By telling them this:
Consider the lilies of the field.
Look at the fuzz on a baby’s ear.
Read in the backyard with the sun on your face.
Learn to be happy.
…you can learn all those things, out there, if you get a real life, a full life, a professional life, yes, but another life, too, a life of love and laughs and a connection to other human beings. Just keep your eyes and ears open.
Look at the view. You’ll never be disappointed.
02 December 2008
1. Sherry Neill.
Duh. She's my amazing mother.
2. A Community of Faith
Growing up, I had a very strong community of faith. I come from a large Catholic family--going to church involved a large van and people going early to save the whole pew for the family. Additionally, I was involved in the CCD at St. Bernard's and alot of my friends from school went as well. As I got older and began to get involved in clubs such as Young Life and Fellowship of Christian Athletes, I felt I had a larger group outside of family to be a part of.

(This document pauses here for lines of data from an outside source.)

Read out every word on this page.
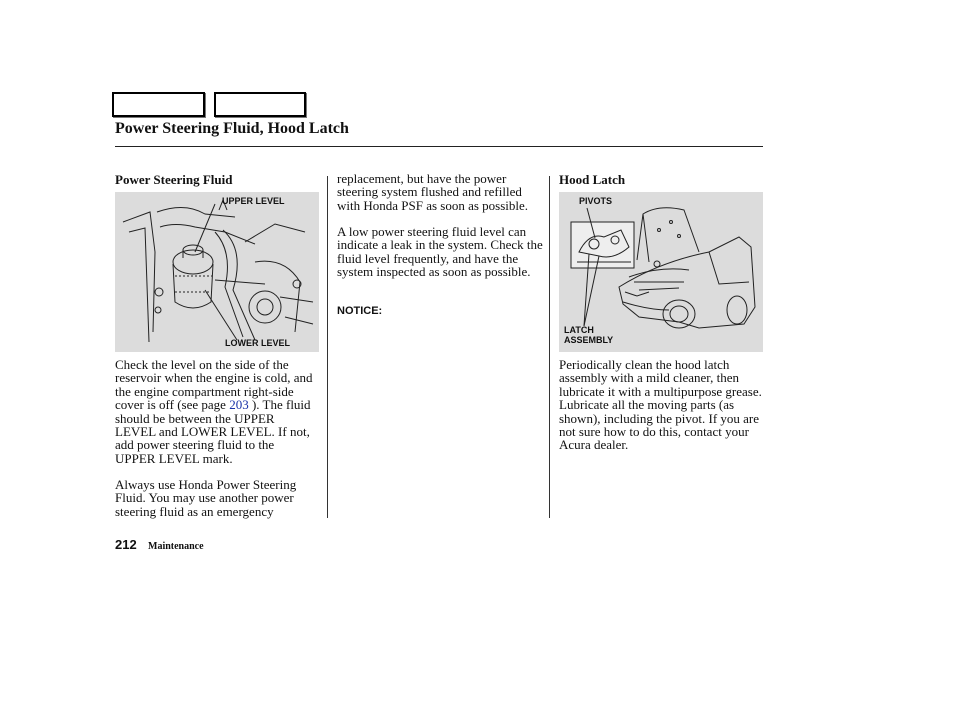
Power Steering Fluid, Hood Latch
Power Steering Fluid
UPPER LEVEL
LOWER LEVEL

Check the level on the side of the reservoir when the engine is cold, and the engine compartment right-side cover is off (see page 203 ). The fluid should be between the UPPER LEVEL and LOWER LEVEL. If not, add power steering fluid to the UPPER LEVEL mark.

Always use Honda Power Steering Fluid. You may use another power steering fluid as an emergency

replacement, but have the power steering system flushed and refilled with Honda PSF as soon as possible.

A low power steering fluid level can indicate a leak in the system. Check the fluid level frequently, and have the system inspected as soon as possible.

NOTICE:
Hood Latch
PIVOTS
LATCH
ASSEMBLY

Periodically clean the hood latch assembly with a mild cleaner, then lubricate it with a multipurpose grease. Lubricate all the moving parts (as shown), including the pivot. If you are not sure how to do this, contact your Acura dealer.

212 Maintenance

When I decided on a college, I knew that I wanted to go to a small, Catholic school and I found Gonzaga. And community and Gonzaga go hand in hand. Most of my friends were Catholic and we all attended mass together, in a large group. And the friends you didn't go with, were at mass anyway and you'd meet up with them at the post-mass cookies and juice session.
I had some amazing experiences at Gonzaga, which further deepened my knowledge of Catholicism and really made me understand my identity as a Catholic. And I feel as though I got to this point because of the community around me.

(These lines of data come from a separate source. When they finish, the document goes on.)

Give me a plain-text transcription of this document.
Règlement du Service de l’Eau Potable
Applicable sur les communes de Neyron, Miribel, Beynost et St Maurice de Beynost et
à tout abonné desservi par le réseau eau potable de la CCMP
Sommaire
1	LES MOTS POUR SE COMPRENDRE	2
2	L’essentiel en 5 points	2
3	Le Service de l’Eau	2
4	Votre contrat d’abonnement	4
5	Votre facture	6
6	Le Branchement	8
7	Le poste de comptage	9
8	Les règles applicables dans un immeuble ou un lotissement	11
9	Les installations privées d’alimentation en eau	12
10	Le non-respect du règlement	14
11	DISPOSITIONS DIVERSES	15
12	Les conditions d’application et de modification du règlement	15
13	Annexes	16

And now, in Seattle, I've found going to church is kind of difficult for me. I go to mass alone every Sunday and every Sunday I am reminded of how alone I am--my family is miles away and my Gonzaga community is dispersed across the United States. And while I do need and appreciate my time alone with God, it's still hard for me to go every week all by myself. Genesis 2 highlights my feeling: "In a perfect and sinless world, where man enjoyed perfect community with his Creator, God, looking at His creation, said, “It is not good for the man to be alone." Mass has always been a joyful thing for me--the tradition and ritualisticness of it is comforting and a giant part of who I am, but for the first time, I felt like a huge part is missing.
I wish there something like a Young Catholics club existed in Seattle. As I sit alone in my pew, I see tons of families, young couples, lots of elderly people but rarely do I see a young person around my age attending mass by themselves. And I'm thinking to myself, 'where are all the young Catholics?'. I have a few friends out here who are not Catholic but belong to other churches that are overflowing with community. They have retreats, weekend getaways, community projects, bible studies...etc...etc..etc!
I think that it's just really hard to be a young adult and Catholic--I really do! The Church is very good about catering to the young children, even the high schoolers and there are all types of programs for older people wanting to deepen their faith, but their is a lag in the middle. We get lost in the shuffle and it's then that many people my age turn to the churches that celebrate their youth and want them to be a part of their community.
In conclusion, being Catholic is a huge part of my identity and I love being Catholic. But I just miss the 10pm masses, the social justice projects on the weekends, having someone to discuss the homily with, cookies and juice after mass. But most of the time, I just miss having someone to hug during the sign of the peace after the Our Father.